The Canada that sent their youth to fight overseas also legalized cultural genocide against Indigenous peoples, including Indigenous soldiers. For decades before and after the wars, the government denied Indigenous peoples their own culture and took their children away. The resulting cycle of intergenerational trauma was and is compounded by a deeply rooted systemic racism against Indigenous peoples, leading to the epidemic of missing and murdered Indigenous women and girls. Indigenous soldiers like Tommy Prince fought “for Canada'' [3], yet did not have the right to vote in federal elections until 1960. Is that the freedom they fought for? And today, in a place where a police officer can kick a hole into a young person’s skull, I’m not sure if any of us are really that free.[4]


Recognizing and honouring the loss suffered by our soldiers does not require lifting our deeply flawed national history onto a pedestal. Neither does our deeply flawed national history mean that we should cower with shame or ignore the best parts of Canada. But remembering by manufacturing a black and white narrative of our history serves no good. We must remember all parts of our history, so we can work together towards something better.
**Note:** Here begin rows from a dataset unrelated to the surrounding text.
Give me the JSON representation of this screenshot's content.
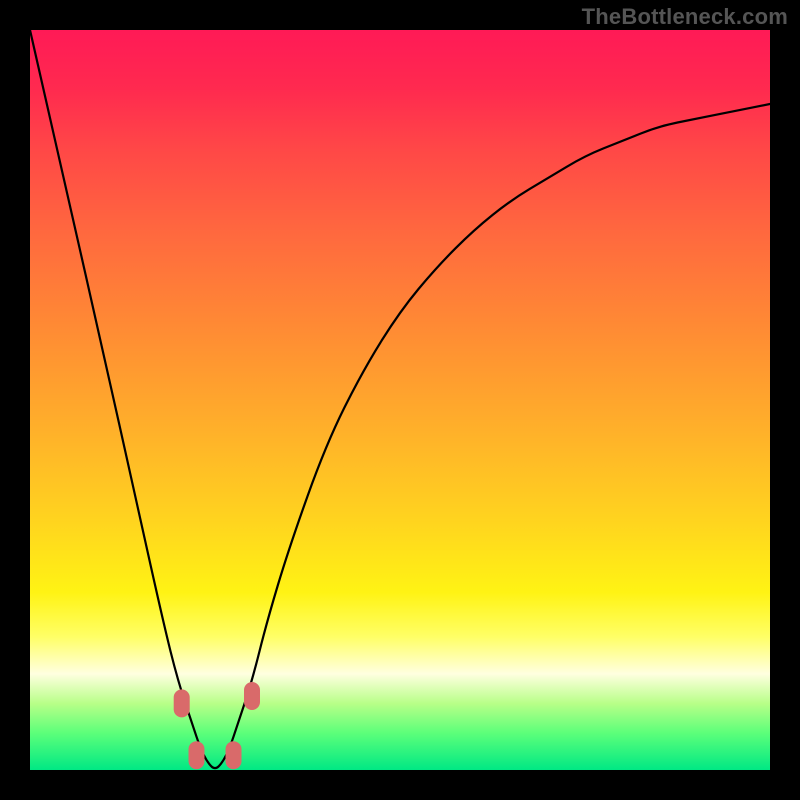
{
  "watermark": "TheBottleneck.com",
  "colors": {
    "background": "#000000",
    "curve": "#000000",
    "bead": "#d96a6a"
  },
  "chart_data": {
    "type": "line",
    "title": "",
    "xlabel": "",
    "ylabel": "",
    "xlim": [
      0,
      100
    ],
    "ylim": [
      0,
      100
    ],
    "note": "V-shaped bottleneck curve; minimum (optimal match) near x≈25. Y-axis inverted visually (0 at bottom = best, 100 at top = worst bottleneck).",
    "series": [
      {
        "name": "bottleneck-curve",
        "x": [
          0,
          5,
          10,
          14,
          18,
          20,
          22,
          23,
          24,
          25,
          26,
          27,
          28,
          30,
          32,
          35,
          40,
          45,
          50,
          55,
          60,
          65,
          70,
          75,
          80,
          85,
          90,
          95,
          100
        ],
        "values": [
          100,
          78,
          56,
          38,
          20,
          12,
          6,
          3,
          1,
          0,
          1,
          3,
          6,
          12,
          20,
          30,
          44,
          54,
          62,
          68,
          73,
          77,
          80,
          83,
          85,
          87,
          88,
          89,
          90
        ]
      }
    ],
    "markers": [
      {
        "x": 20.5,
        "y": 9
      },
      {
        "x": 22.5,
        "y": 2
      },
      {
        "x": 27.5,
        "y": 2
      },
      {
        "x": 30.0,
        "y": 10
      }
    ],
    "gradient_stops": [
      {
        "pct": 0,
        "color": "#ff1a56"
      },
      {
        "pct": 28,
        "color": "#ff6a3e"
      },
      {
        "pct": 66,
        "color": "#ffd31f"
      },
      {
        "pct": 87,
        "color": "#ffffe0"
      },
      {
        "pct": 100,
        "color": "#00e884"
      }
    ]
  }
}
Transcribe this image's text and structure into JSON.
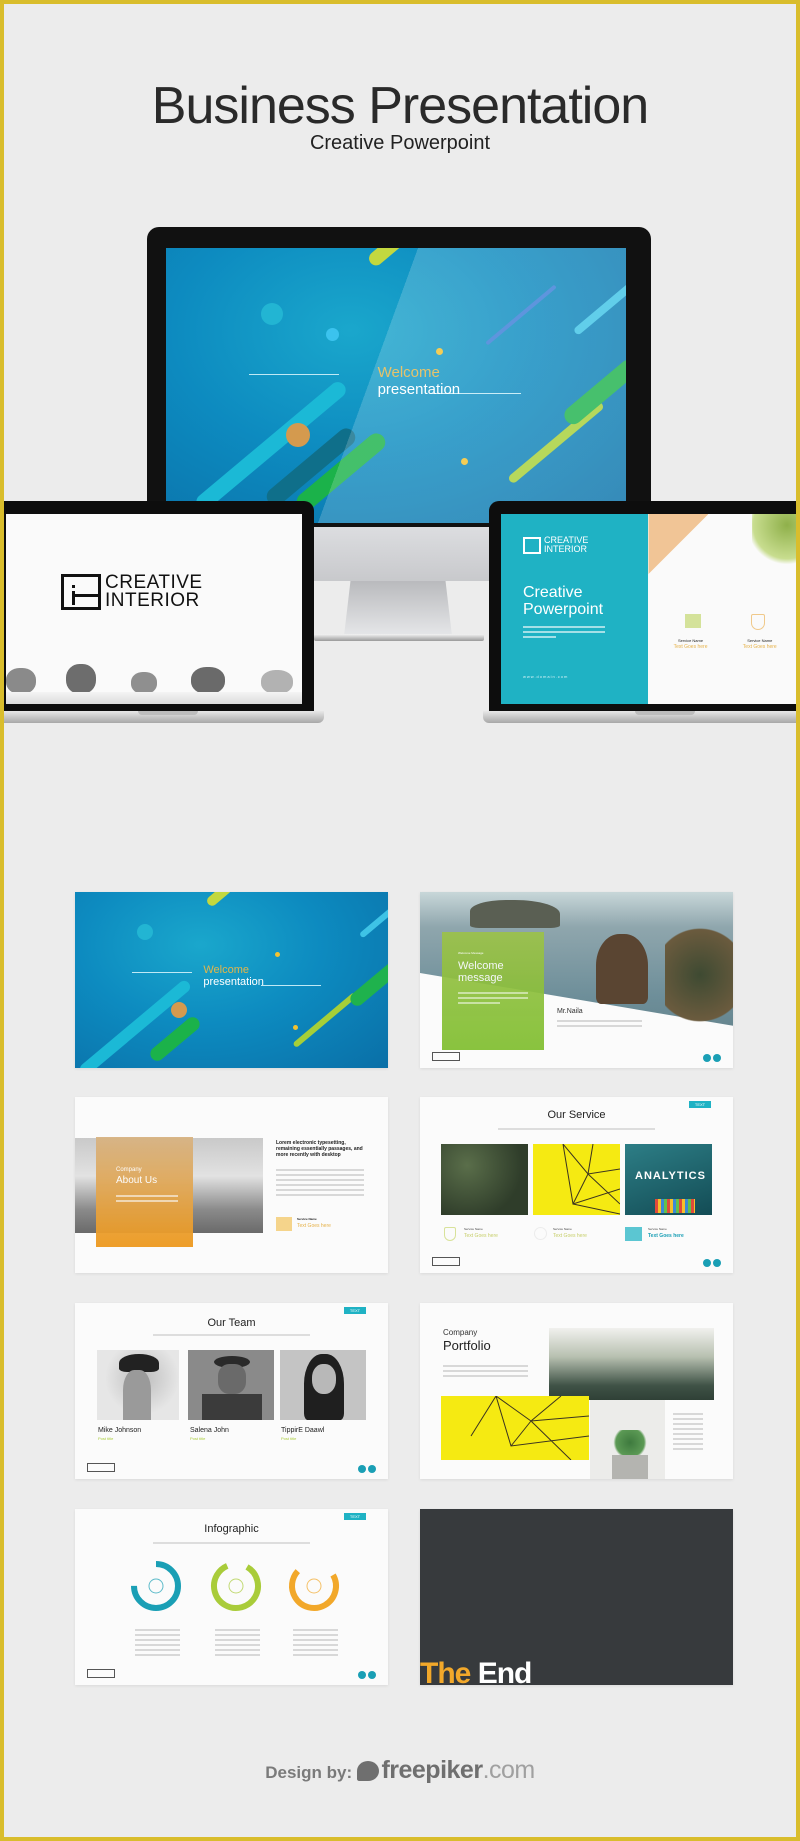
{
  "header": {
    "title": "Business Presentation",
    "subtitle": "Creative Powerpoint"
  },
  "devices": {
    "monitor": {
      "slide_line1": "Welcome",
      "slide_line2": "presentation"
    },
    "laptop_left": {
      "logo_line1": "CREATIVE",
      "logo_line2": "INTERIOR"
    },
    "laptop_right": {
      "logo_line1": "CREATIVE",
      "logo_line2": "INTERIOR",
      "title_line1": "Creative",
      "title_line2": "Powerpoint",
      "url": "www.domain.com",
      "features": [
        {
          "label": "Service Name",
          "value": "Text Goes here"
        },
        {
          "label": "Service Name",
          "value": "Text Goes here"
        }
      ]
    }
  },
  "slides": [
    {
      "id": "welcome",
      "line1": "Welcome",
      "line2": "presentation"
    },
    {
      "id": "welcome-message",
      "kicker": "Welcome Message",
      "title_line1": "Welcome",
      "title_line2": "message",
      "person": "Mr.Naila"
    },
    {
      "id": "about",
      "kicker": "Company",
      "title": "About Us",
      "headline": "Lorem electronic typesetting, remaining essentially passages, and more recently with desktop",
      "feature_label": "Service Name",
      "feature_value": "Text Goes here"
    },
    {
      "id": "service",
      "title": "Our Service",
      "tag": "TEXT",
      "board_text": "ANALYTICS",
      "features": [
        {
          "label": "Service Name",
          "value": "Text Goes here"
        },
        {
          "label": "Service Name",
          "value": "Text Goes here"
        },
        {
          "label": "Service Name",
          "value": "Text Goes here"
        }
      ]
    },
    {
      "id": "team",
      "title": "Our Team",
      "tag": "TEXT",
      "members": [
        {
          "name": "Mike Johnson",
          "role": "Post title"
        },
        {
          "name": "Salena John",
          "role": "Post title"
        },
        {
          "name": "TippirE Daawl",
          "role": "Post title"
        }
      ]
    },
    {
      "id": "portfolio",
      "kicker": "Company",
      "title": "Portfolio"
    },
    {
      "id": "infographic",
      "title": "Infographic",
      "tag": "TEXT",
      "rings": [
        {
          "icon": "pencil-edit-icon",
          "color": "#1a9fb5",
          "progress": 0.75
        },
        {
          "icon": "gear-icon",
          "color": "#a9cc3a",
          "progress": 0.85
        },
        {
          "icon": "globe-icon",
          "color": "#f2a82a",
          "progress": 0.7
        }
      ]
    },
    {
      "id": "end",
      "word1": "The",
      "word2": "End"
    }
  ],
  "colors": {
    "frame": "#d9bd2c",
    "teal": "#1fb2c4",
    "orange": "#f2a82a",
    "lime": "#a9cc3a"
  },
  "footer": {
    "label": "Design by:",
    "brand_bold": "freepiker",
    "brand_tld": ".com"
  }
}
To remember - the whole story - is to work for peace. May we work vigilantly to make this country the magnificent one our veterans fought for.


Until next time,


Amy and Team ReconciliACTION



 

[1] See, for example, British bombing at the end of WWII and the bombing of Dresden.


[2] Veterans Affairs Canada, 2017 Veteran Suicide Mortality Study: 1976 to 2012, by Kristen Simkus, Linda VanTil and David Pedlar (Charlottetown: Veterans Affairs Canada, November 2017), online: <www.veterans.gc.ca/eng/about-vac/research/research-directorate/publications/reports/vsms-2017>.


[3] Interestingly, the Military Service Act, 1917 was changed to exclude status Indians from being conscripted into military service precisely because they could not vote, but many Indigenous people volunteered. Click here for more information on conscription.


[4] Jonny Wakefield, “‘Cruel and reprehensible: Edmonton police sued after officer allegedly kicks Indigenous youth in the head”, The Edmonton Journal (3 November 2021), online: <edmontonjournal.com/news/local-news/cruel-and-reprehensible-edmonton-police-sued-after-officer-allegedly-kicks-indigenous-youth-in-the-head>.